Cuando conseguí contactar con Julia eran casi las diez de la noche. Estaba tan sorprendida por mi insistencia, pude llamarla nueve veces aquella tarde, como contenta por escucharme. Eramos amigos desde niños y eso le confería automáticamente un estatus diferenciador en mi particular jerarquía de las relaciones interpersonales. No eramos mejores ni grandes amigos. Nunca nos habíamos llamado por nuestro cumpleaños, al menos que yo recuerde, ni nos felicitábamos en año nuevo salvo que lo hubiéramos pasado juntos; ni colegas ni amigos especiales, realmente nunca se me había pasado por la cabeza intentar tirármela. Pertenecía a ese exclusivo y asexuado grupo de amistades con las que no te planteas fingir ser más que tú mismo. Tenía pocas amigas como Julia.
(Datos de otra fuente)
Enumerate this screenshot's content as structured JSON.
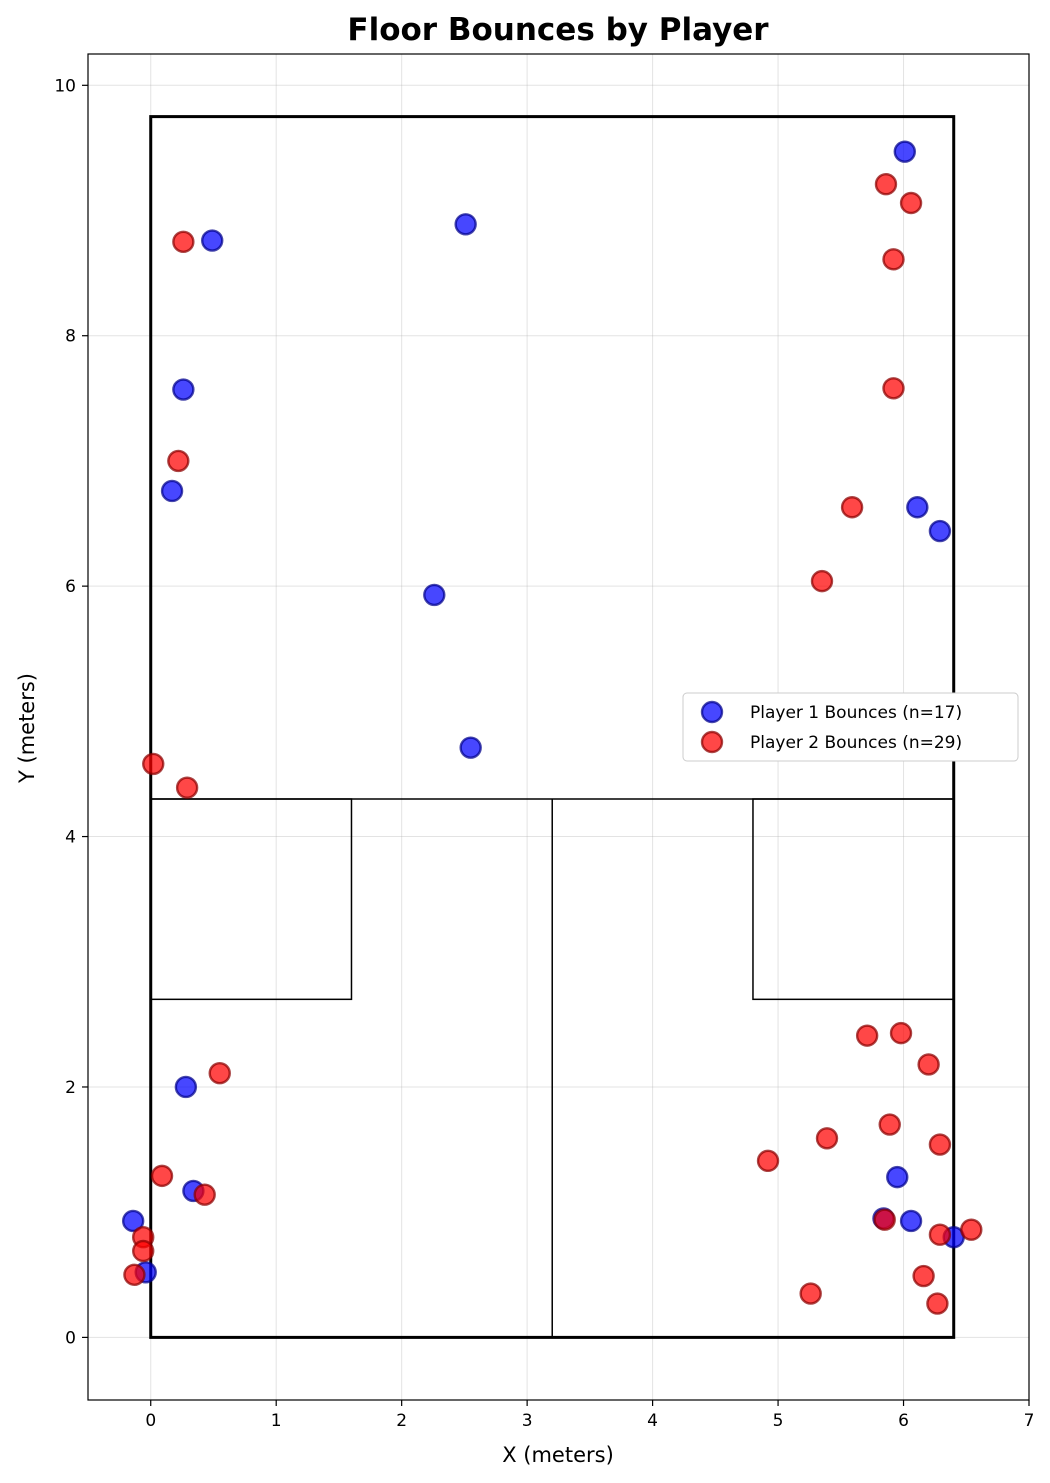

Llevaba sólo unos meses en Madrid donde había firmado con un prestigioso bufete norteamericano que exprimía su tiempo y su sesera, muy buena por cierto. Desde su llegada habíamos quedado unas seis o siete veces y la mitad de ellas acabamos borrachos. Nunca hablábamos del trabajo más que para quejarnos del tiempo que restaba a nuestras verdaderas inquietudes y podíamos pasarnos horas y horas recordando entre risas los viejos tiempos que nos unían de un modo casi consanguíneo. Julia era simplemente única, y no del modo que todos los somos: desprendía el personal magnetismo que tienen aquellos que no han inhibido el impulso del deseo, aquellos cuyo única vocación es vivirlo todo al menos cien veces aún sabiendo que es imposible. Solía causar un impresión frenética a quienes la conocían por primera vez, se sentía más viva y más libre que nadie y a su lado yo también tendía a sentirme de ese modo, además de pasármelo en grande.
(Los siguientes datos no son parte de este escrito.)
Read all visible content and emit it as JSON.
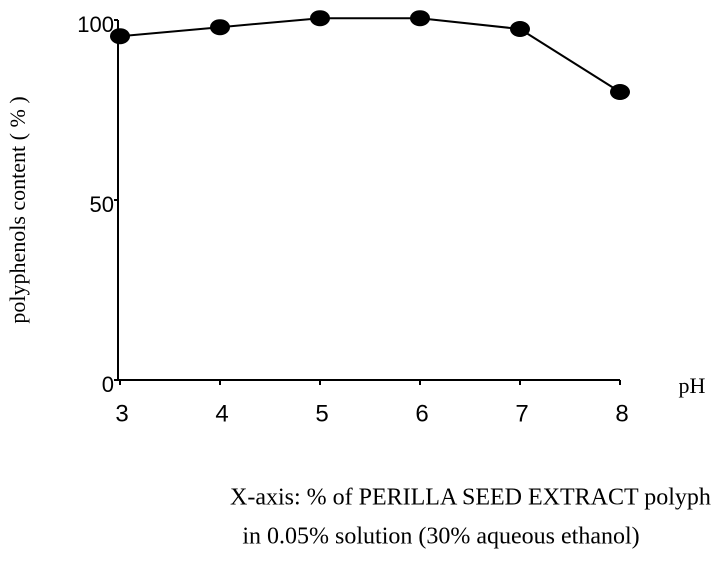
{
  "chart_data": {
    "type": "line",
    "x": [
      3,
      4,
      5,
      6,
      7,
      8
    ],
    "series": [
      {
        "name": "polyphenols content",
        "color": "#000000",
        "values": [
          95.5,
          98,
          100.5,
          100.5,
          97.5,
          80
        ]
      }
    ],
    "xlim": [
      3,
      8
    ],
    "xticks": [
      3,
      4,
      5,
      6,
      7,
      8
    ],
    "ylim": [
      0,
      100
    ],
    "yticks": [
      0,
      50,
      100
    ],
    "xlabel": "pH",
    "ylabel": "polyphenols content ( % )",
    "caption": [
      "X-axis: % of PERILLA SEED EXTRACT polyphenols",
      "in 0.05% solution (30% aqueous ethanol)"
    ]
  }
}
Semanas atrás había llamado a Julia para ponerla al tanto de mi viaje a California. El Golden State había sido su residencia durante más de dos años y se regocijó sinceramente al darle mi buena nueva. Esa noche estaba bastante cansada, había tenido un reunión maratoniana de las que se estilan en los grandes despachos de picapleitos, pero aceptó encantada mi propuesta de cena; -¡qué cabrón eres!...no me puedo creer que en unos días vayas a dar el salto...tengo demasiadas cosas que contarte-. Llegó tan acelerada como de costumbre, -¡tío!, estoy demasiado estresada-, me enseñó un folleto en el que aparecía su ligue del despacho y me puso al día de sus escapadas en busca de arena blanca mientras devorábamos el chiken tikka masala con el que Aidín se había esmerado. Madrid la asfixiaba en verano y yo la entendía perfectamente. Agarré una libreta a los postres y Julia cedió al libre albedrío de su incontienencia verbal: gesticulaba compulsivamente, recordaba sitios y momentos que la sumían en un trance grandioso mientras yo iba tomando notas sueltas y trataba de seguir el hilo con el mapa de California maximizado en la pantalla de mi portátil. Tuve la sensación de que Julia estaba a punto de incendiarse y de que como JM iba a volatilizarse de pronto; me preguntaba con qué extraña clase de especia persa había condimentado el pollo Aidín. Las imágenes de mi sueño se me agolparon de nuevo en la cabeza y me noté sudar al acelerárseme el pulso. Bebí un trago largo de cerveza y seguí escuchando. Julia me miraba llameante, se encontraba en estado puro.